Deformation-induced Rare Earth Elements (REE) redistribution in apatite from the Fen Carbonatite Complex (Norway)

The Fen Carbonatite Complex in Norway contains the largest deposit of Rare Earths Elements (REE) in Europe, with estimated resources in the range of 30 – 50 Mt of total Rare Earth Oxides. If Fen will be targeted as an exploitable mineral resource, the geological processes that formed it must be understood, with specific emphasis on what controls the location and composition of the REE resources.

The Fen complex formed at 580 Ma through different stages of carbonatite melt intrusions followed by hydrothermal alteration. Fluid- and melt-assisted deformation accompanied the intrusive and hydrothermal evolution of the Fen Complex extensively and resulted in the formation of shear zones and breccias. However, the mechanism and significance of carbonatite deformation are poorly understood, and so are the effects of post-crystallization deformation processes on the remobilization of trace elements in carbonatites.
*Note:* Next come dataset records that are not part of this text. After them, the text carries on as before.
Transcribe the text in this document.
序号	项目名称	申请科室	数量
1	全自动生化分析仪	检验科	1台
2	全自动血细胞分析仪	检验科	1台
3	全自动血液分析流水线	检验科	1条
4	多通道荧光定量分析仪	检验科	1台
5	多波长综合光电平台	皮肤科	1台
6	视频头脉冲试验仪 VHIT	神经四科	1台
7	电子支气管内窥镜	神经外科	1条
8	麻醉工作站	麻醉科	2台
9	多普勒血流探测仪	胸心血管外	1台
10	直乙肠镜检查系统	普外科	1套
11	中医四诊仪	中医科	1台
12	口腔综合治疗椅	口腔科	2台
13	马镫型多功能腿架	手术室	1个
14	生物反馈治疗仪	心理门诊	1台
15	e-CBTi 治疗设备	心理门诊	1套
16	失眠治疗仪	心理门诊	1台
This study investigates deformation processes and REE remobilization in shear zones in dolomite-carbonatites from Fen. The shear zones display a compositional banding defined by alternating dolomite- and apatite-rich layers, where apatite grains are variably elongated with aspect ratio ranging from 2 to 11 and grain length from 50 to 500 µm. SEM images reveal the presence of carbonatitic melt pseudomorphs in the form of intergranular beads, cusps, films, and pools, which are particularly evident in the apatite layers, where individual grains are locally entirely rimmed by melt films. The apatite grains appear zoned in cathodoluminescence (CL) images, with dark cores and bright rims that are thicker parallel to the foliation. In the most elongated grains, the dark core forms less than 20% of the grain area, which is otherwise dominated by the bright rim. On the contrary, more equidimensional grains are dominated by the dark core. Hyperspectral analysis of CL images indicates that the elongated rims of apatite are enriched in REE (particularly in Nd) compared to their core. Electron backscatter diffraction (EBSD) analysis demonstrates that (1) the elongated apatite grains are internally strain free, and (2) grain elongation occurs parallel to apatite c-axis.

Our data show that deformation of apatite occurred by melt-assisted dissolution-precipitation creep, which was responsible for grain elongation and remobilization of REE. Thus, post-crystallization deformation and melt-rock interaction played an important role in redistributing REE within the Fen Complex.